The teams congregate this morning at nine o’clock in two of the venues, Omnibus Theatre and Clapham Library. The opening event – Patrice Lawrence and It All Began with Orangeboy – takes place at the former and we’re hoping to fill the ‘well’, a super lower-ground-floor performance space, with youngsters while their parents look on from above. Mary Seacole House is an excellent venue or this sort of event.

The first charged for event – The Writing Game -starts at eleven o’clock in Omnibus and your blogger will be formally opening the Festival when she introduces Philip Gwyn-Jones and Emma Darwin to talk about not just writing, but how to get your writing into print. I am looking forward to listening and taking part in the session. The next session – Word Force – will be introduced by Michael Glover, local poet and critic.

There’s a break for lunch, and Omnibus have imported local artisan bakers Lavender Bakery to provide lots of tasty snacks and cakes for sale, though Clapham Old Town has plenty of eateries too.  Then on to the afternoon with Crime Land, with another introduction by me.  We have been fortunate to get Mark Lawson from BBC4 and Vaseem Khan, from University College London, who, unfortunately, will be on crutches with a cricket-induced injury.  But he’s still game for discussing crime fiction.
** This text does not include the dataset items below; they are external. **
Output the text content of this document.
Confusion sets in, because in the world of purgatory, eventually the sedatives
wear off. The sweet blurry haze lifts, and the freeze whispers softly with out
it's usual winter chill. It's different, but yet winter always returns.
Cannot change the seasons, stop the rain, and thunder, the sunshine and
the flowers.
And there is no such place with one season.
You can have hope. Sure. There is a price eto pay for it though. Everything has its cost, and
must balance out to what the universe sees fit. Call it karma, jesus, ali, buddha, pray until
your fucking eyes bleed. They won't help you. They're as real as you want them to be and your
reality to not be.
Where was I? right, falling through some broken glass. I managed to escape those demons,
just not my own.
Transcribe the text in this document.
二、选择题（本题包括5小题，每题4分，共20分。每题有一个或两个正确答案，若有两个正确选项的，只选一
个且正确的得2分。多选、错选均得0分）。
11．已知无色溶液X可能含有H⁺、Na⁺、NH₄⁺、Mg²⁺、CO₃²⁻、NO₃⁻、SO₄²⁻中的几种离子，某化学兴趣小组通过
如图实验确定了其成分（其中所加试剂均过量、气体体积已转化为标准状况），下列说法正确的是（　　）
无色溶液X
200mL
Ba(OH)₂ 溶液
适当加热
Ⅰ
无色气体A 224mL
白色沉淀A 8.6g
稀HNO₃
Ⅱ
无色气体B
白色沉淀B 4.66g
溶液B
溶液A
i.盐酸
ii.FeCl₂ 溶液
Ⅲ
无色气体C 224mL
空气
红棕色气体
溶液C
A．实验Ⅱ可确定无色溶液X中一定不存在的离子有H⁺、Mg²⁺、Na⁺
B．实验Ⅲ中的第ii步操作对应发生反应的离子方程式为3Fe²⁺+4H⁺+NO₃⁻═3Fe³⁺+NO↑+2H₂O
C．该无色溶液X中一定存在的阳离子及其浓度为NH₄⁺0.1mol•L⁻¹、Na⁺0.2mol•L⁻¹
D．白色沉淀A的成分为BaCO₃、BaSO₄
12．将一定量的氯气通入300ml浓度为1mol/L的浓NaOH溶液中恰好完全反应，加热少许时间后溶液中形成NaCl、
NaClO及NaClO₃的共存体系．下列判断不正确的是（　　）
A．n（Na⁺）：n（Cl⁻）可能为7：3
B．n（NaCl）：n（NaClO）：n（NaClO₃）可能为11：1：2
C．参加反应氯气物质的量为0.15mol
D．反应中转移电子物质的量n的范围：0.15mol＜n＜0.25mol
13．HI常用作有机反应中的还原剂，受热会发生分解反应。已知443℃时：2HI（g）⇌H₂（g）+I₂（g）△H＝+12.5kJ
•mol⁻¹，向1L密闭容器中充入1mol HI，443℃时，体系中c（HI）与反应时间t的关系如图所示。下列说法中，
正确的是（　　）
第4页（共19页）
Next Paula Johnson, who has done such a brilliant job pulling together this year’s Programme, will introduce our literary heavyweight, Dame Margaret Drabble. Paula is Head of Prizes & Awards at the Society of Authors, as well as being an Associate Director of the Royal Society of Literature and a Trustee of the Royal Literary Fund. Speaking with Dame Margaret about a life in writing, as well as her latest book, The Dark Flood Rises, is novelist and erstwhile Clapham resident, Natasha Cooper. Natasha returns to the Clapham Book festival after chairing a panel discussion last year.

How to follow that?  Well, with some non-fiction, two biographers, Claire Mulley and Henry Hemming, and an historian, Simon Berthon, discuss the defence of the realm, WWII and some remarkable men and women. John Taylor, military historian, local author and co-founder of the Festival is introducing that one. Then it’s on to the evening session and Deborah Moggach OBE, introduced by celebrated local novelist Elizabeth Buchan, also a co-founder.

But it won’t be over, even then, for we have a Meet & Greet session in The Greene Room, close to where Graham Greene lived and wrote The End of the Affair and The Ministry of Fear. There’ll be a bar and food available and music from Jago Poynter and Rick Holland. Lots of Clapham Writers will be there, contributors to Festivals past and present and we’ll be presenting Esther Pina with her prize of £50’s worth of Festival books.

Then folk will drift away, to eat or talk elsewhere.  Unsold books will be boxed up, ready to return them to Clapham Books and the lights will be dimmed. It will be over for another year.

But… there’s a full day yet to go!  Wish us luck.